Agora vou lhe dar meu beijo morto
Instigante é este meu beijo da morte
Depositado nos confins de teu corpo
Servido à mercê de sua sorte...

Assistirá a mim, então, sair das profundezas
Ignorando teus credos, tua vida
Dizimando tuas verdades e tuas certezas
Semeando a discórdia tão desconvida...

As tuas dúvidas, agora, é que vão aparecer
Insistindo em destruir o resto de tua fé
Deveras sentirá o teu amor abrutecer
Sabotando com o resto que ficara em pé...

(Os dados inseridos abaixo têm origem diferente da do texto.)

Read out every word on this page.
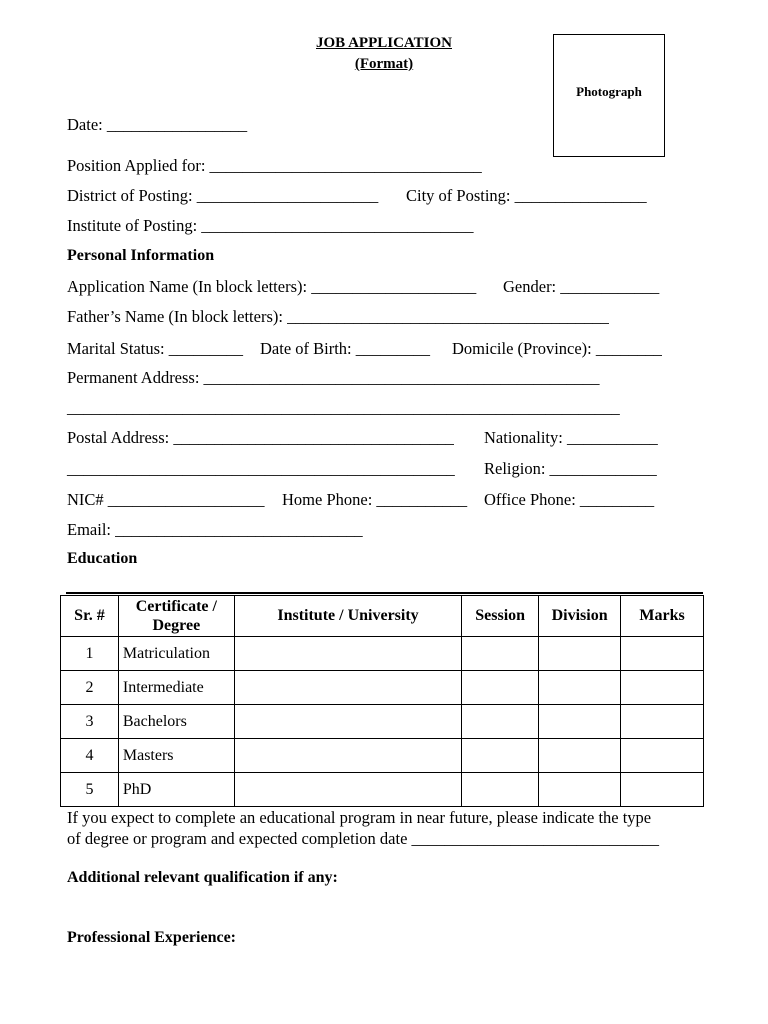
JOB APPLICATION
(Format)
Photograph
Date: _________________
Position Applied for: _________________________________
District of Posting: ______________________ City of Posting: ________________
Institute of Posting: _________________________________
Personal Information
Application Name (In block letters): ____________________ Gender: ____________
Father’s Name (In block letters): _______________________________________
Marital Status: _________ Date of Birth: _________ Domicile (Province): ________
Permanent Address: ________________________________________________
___________________________________________________________________
Postal Address: __________________________________ Nationality: ___________
_______________________________________________ Religion: _____________
NIC# ___________________ Home Phone: ___________ Office Phone: _________
Email: ______________________________
Education
Sr. #	Certificate / Degree	Institute / University	Session	Division	Marks
1	Matriculation				
2	Intermediate				
3	Bachelors				
4	Masters				
5	PhD				
If you expect to complete an educational program in near future, please indicate the type
of degree or program and expected completion date ______________________________
Additional relevant qualification if any:
Professional Experience:
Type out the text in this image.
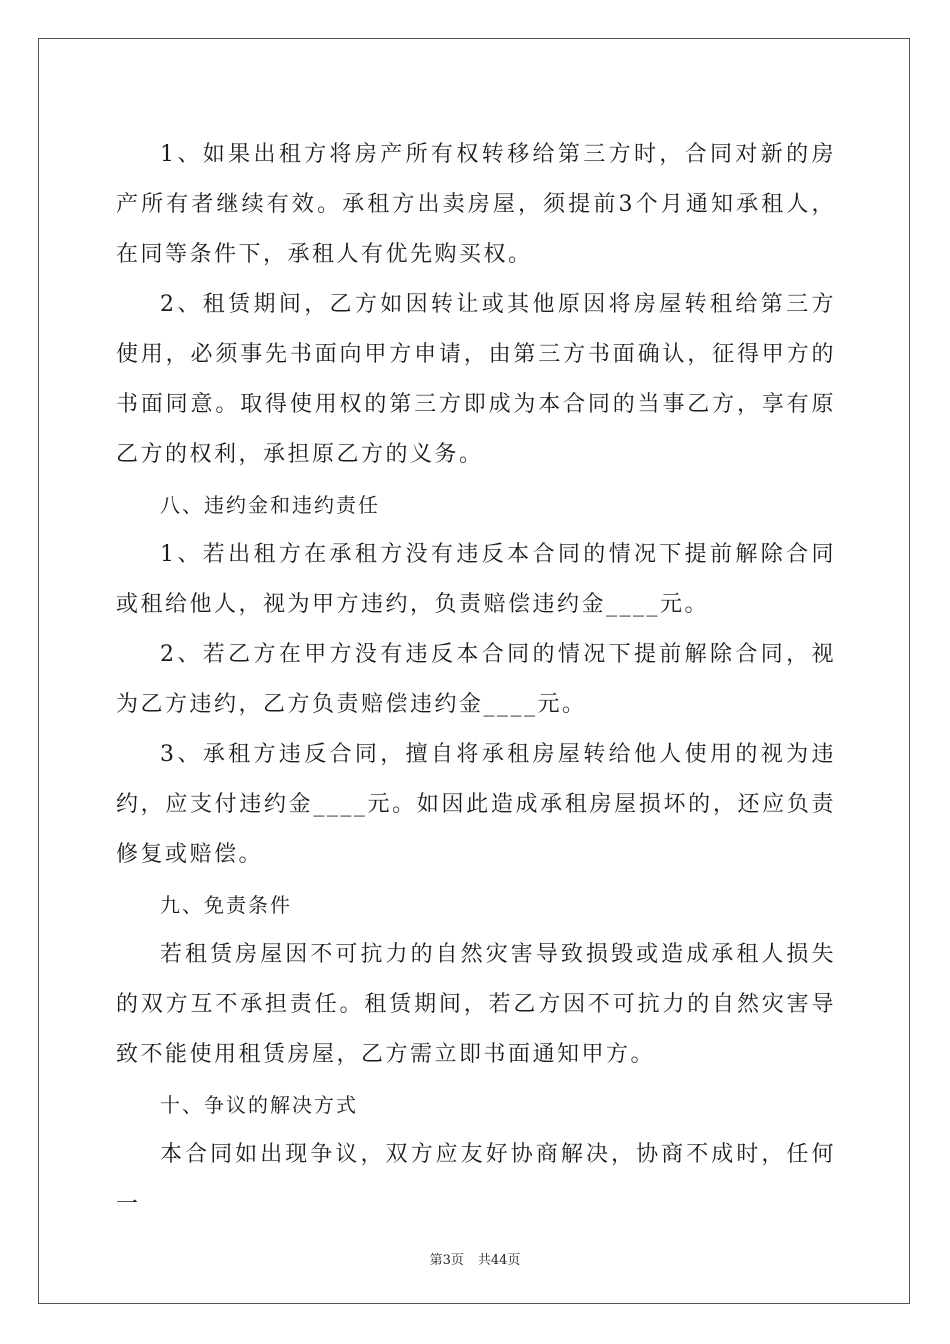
1、如果出租方将房产所有权转移给第三方时，合同对新的房产所有者继续有效。承租方出卖房屋，须提前3个月通知承租人，在同等条件下，承租人有优先购买权。

2、租赁期间，乙方如因转让或其他原因将房屋转租给第三方使用，必须事先书面向甲方申请，由第三方书面确认，征得甲方的书面同意。取得使用权的第三方即成为本合同的当事乙方，享有原乙方的权利，承担原乙方的义务。

八、违约金和违约责任

1、若出租方在承租方没有违反本合同的情况下提前解除合同或租给他人，视为甲方违约，负责赔偿违约金____元。

2、若乙方在甲方没有违反本合同的情况下提前解除合同，视为乙方违约，乙方负责赔偿违约金____元。

3、承租方违反合同，擅自将承租房屋转给他人使用的视为违约，应支付违约金____元。如因此造成承租房屋损坏的，还应负责修复或赔偿。

九、免责条件

若租赁房屋因不可抗力的自然灾害导致损毁或造成承租人损失的双方互不承担责任。租赁期间，若乙方因不可抗力的自然灾害导致不能使用租赁房屋，乙方需立即书面通知甲方。

十、争议的解决方式

本合同如出现争议，双方应友好协商解决，协商不成时，任何一

第3页 共44页
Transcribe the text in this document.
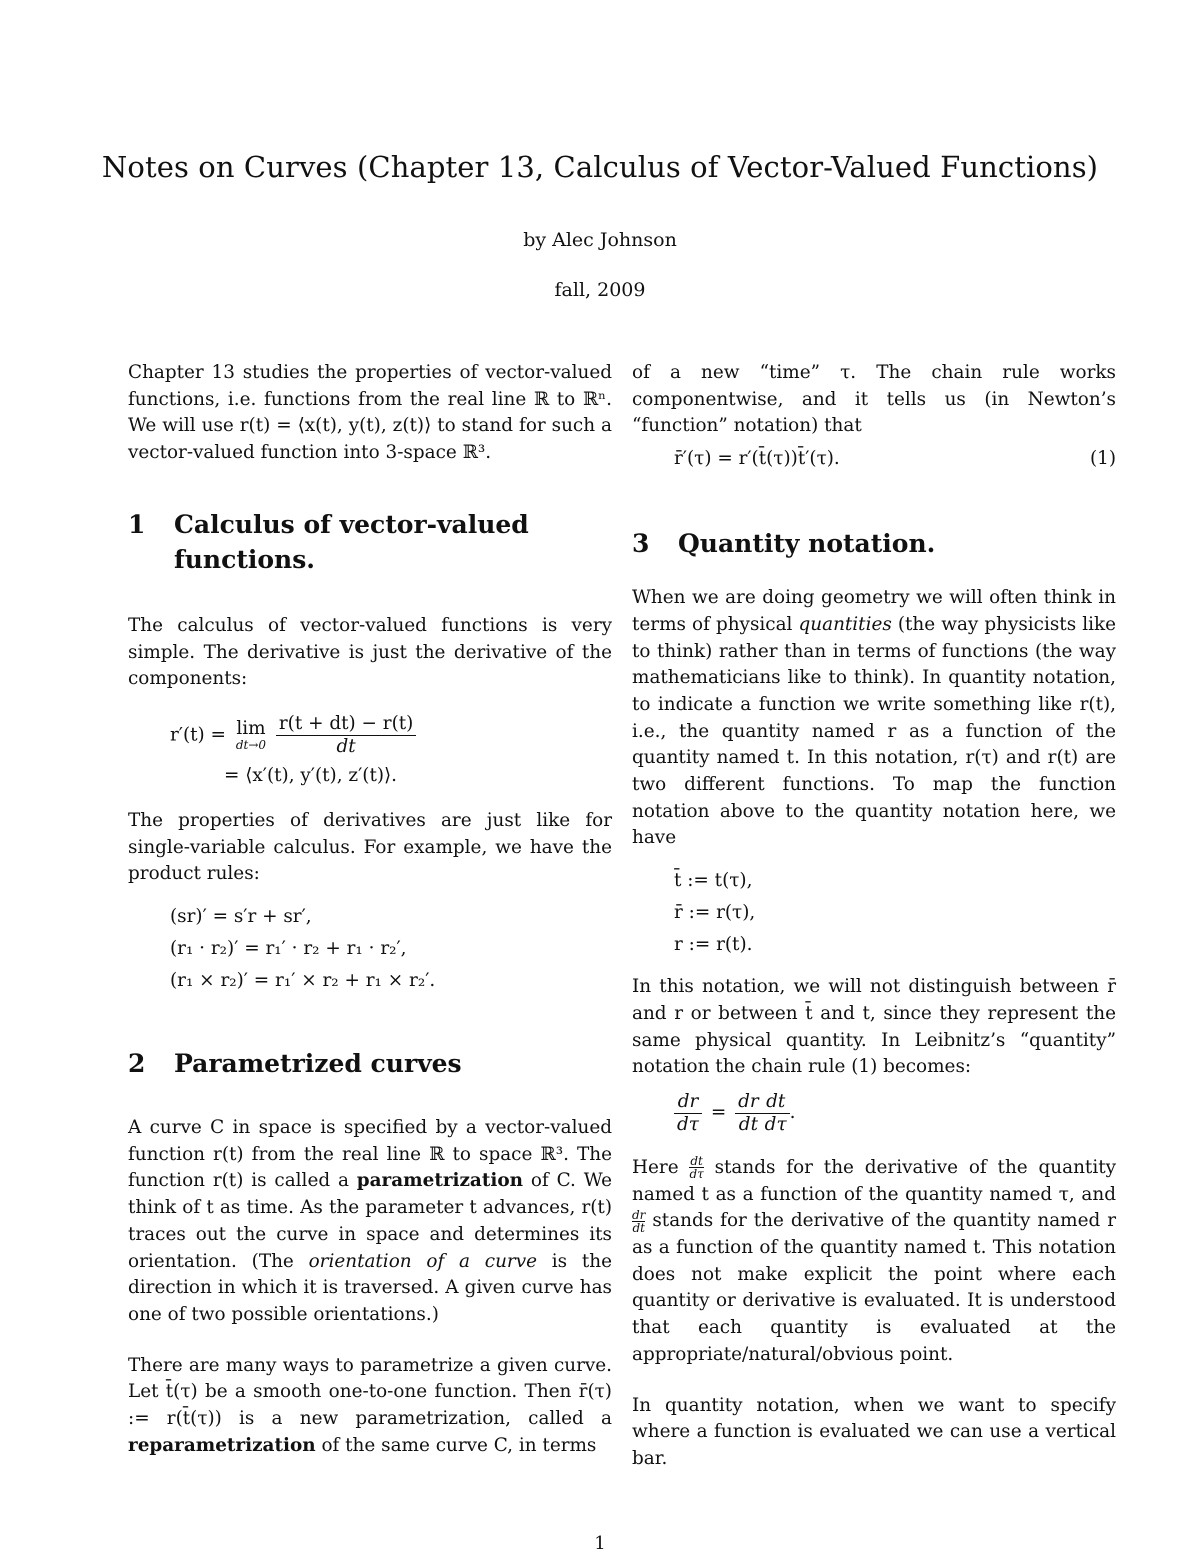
Notes on Curves (Chapter 13, Calculus of Vector-Valued Functions)
by Alec Johnson
fall, 2009

Chapter 13 studies the properties of vector-valued functions, i.e. functions from the real line ℝ to ℝⁿ. We will use r(t) = ⟨x(t), y(t), z(t)⟩ to stand for such a vector-valued function into 3-space ℝ³.

1	Calculus of vector-valued functions.

The calculus of vector-valued functions is very simple. The derivative is just the derivative of the components:

r′(t) = lim
dt→0
$\frac{r(t + dt) - r(t)}{dt}$
= ⟨x′(t), y′(t), z′(t)⟩.

The properties of derivatives are just like for single-variable calculus. For example, we have the product rules:

(sr)′ = s′r + sr′,
(r₁ · r₂)′ = r₁′ · r₂ + r₁ · r₂′,
(r₁ × r₂)′ = r₁′ × r₂ + r₁ × r₂′.
2	Parametrized curves

A curve C in space is specified by a vector-valued function r(t) from the real line ℝ to space ℝ³. The function r(t) is called a parametrization of C. We think of t as time. As the parameter t advances, r(t) traces out the curve in space and determines its orientation. (The orientation of a curve is the direction in which it is traversed. A given curve has one of two possible orientations.)

There are many ways to parametrize a given curve. Let t̄(τ) be a smooth one-to-one function. Then r̄(τ) := r(t̄(τ)) is a new parametrization, called a reparametrization of the same curve C, in terms

of a new “time” τ. The chain rule works componentwise, and it tells us (in Newton’s “function” notation) that

r̄′(τ) = r′(t̄(τ))t̄′(τ).	(1)
3	Quantity notation.

When we are doing geometry we will often think in terms of physical quantities (the way physicists like to think) rather than in terms of functions (the way mathematicians like to think). In quantity notation, to indicate a function we write something like r(t), i.e., the quantity named r as a function of the quantity named t. In this notation, r(τ) and r(t) are two different functions. To map the function notation above to the quantity notation here, we have

t̄ := t(τ),
r̄ := r(τ),
r := r(t).

In this notation, we will not distinguish between r̄ and r or between t̄ and t, since they represent the same physical quantity. In Leibnitz’s “quantity” notation the chain rule (1) becomes:

$\frac{dr}{d\tau} = \frac{dr}{dt} \frac{dt}{d\tau}$ .

Here $\frac{dt}{d\tau}$ stands for the derivative of the quantity named t as a function of the quantity named τ, and
$\frac{dr}{dt}$ stands for the derivative of the quantity named r as a function of the quantity named t. This notation does not make explicit the point where each quantity or derivative is evaluated. It is understood that each quantity is evaluated at the appropriate/natural/obvious point.

In quantity notation, when we want to specify where a function is evaluated we can use a vertical bar.

1
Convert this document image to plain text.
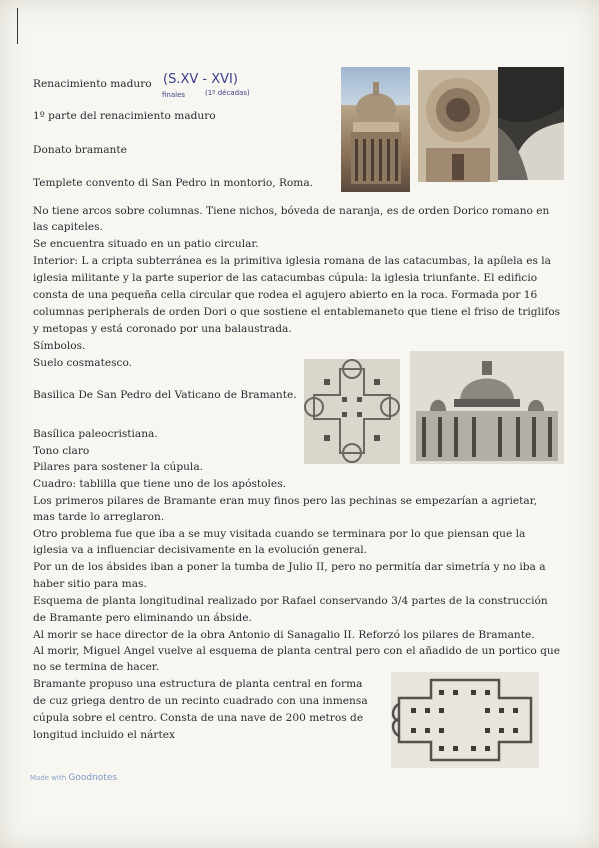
Renacimiento maduro (S.XV - XVI)
finales	(1º décadas)
1º parte del renacimiento maduro
Donato bramante
Templete convento di San Pedro in montorio, Roma.
No tiene arcos sobre columnas. Tiene nichos, bóveda de naranja, es de orden Dorico romano en
las capiteles.
Se encuentra situado en un patio circular.
Interior: L a cripta subterránea es la primitiva iglesia romana de las catacumbas, la apílela es la
iglesia militante y la parte superior de las catacumbas cúpula: la iglesia triunfante. El edificio
consta de una pequeña cella circular que rodea el agujero abierto en la roca. Formada por 16
columnas peripherals de orden Dori o que sostiene el entablemaneto que tiene el friso de triglifos
y metopas y está coronado por una balaustrada.
Símbolos.
Suelo cosmatesco.
Basilica De San Pedro del Vaticano de Bramante.
Basílica paleocristiana.
Tono claro
Pilares para sostener la cúpula.
Cuadro: tablilla que tiene uno de los apóstoles.
Los primeros pilares de Bramante eran muy finos pero las pechinas se empezarían a agrietar,
mas tarde lo arreglaron.
Otro problema fue que iba a se muy visitada cuando se terminara por lo que piensan que la
iglesia va a influenciar decisivamente en la evolución general.
Por un de los ábsides iban a poner la tumba de Julio II, pero no permitía dar simetría y no iba a
haber sitio para mas.
Esquema de planta longitudinal realizado por Rafael conservando 3/4 partes de la construcción
de Bramante pero eliminando un ábside.
Al morir se hace director de la obra Antonio di Sanagalio II. Reforzó los pilares de Bramante.
Al morir, Miguel Angel vuelve al esquema de planta central pero con el añadido de un portico que
no se termina de hacer.
Bramante propuso una estructura de planta central en forma
de cuz griega dentro de un recinto cuadrado con una inmensa
cúpula sobre el centro. Consta de una nave de 200 metros de
longitud incluido el nártex
Made with Goodnotes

Assim poderás ver as minhas facetas
Insaciáveis, tomando tudo que lhe resta
Deixando-lhe estas continuidades obsoletas
Sumarizando a minha identidade funesta...

Ao ver a minha face que lentamente te consome
Indagarás confuso sobre quem realmente sou
Duvidando, não entenderás nem o meu nome
Sarcástico, que desse maneira se revelou...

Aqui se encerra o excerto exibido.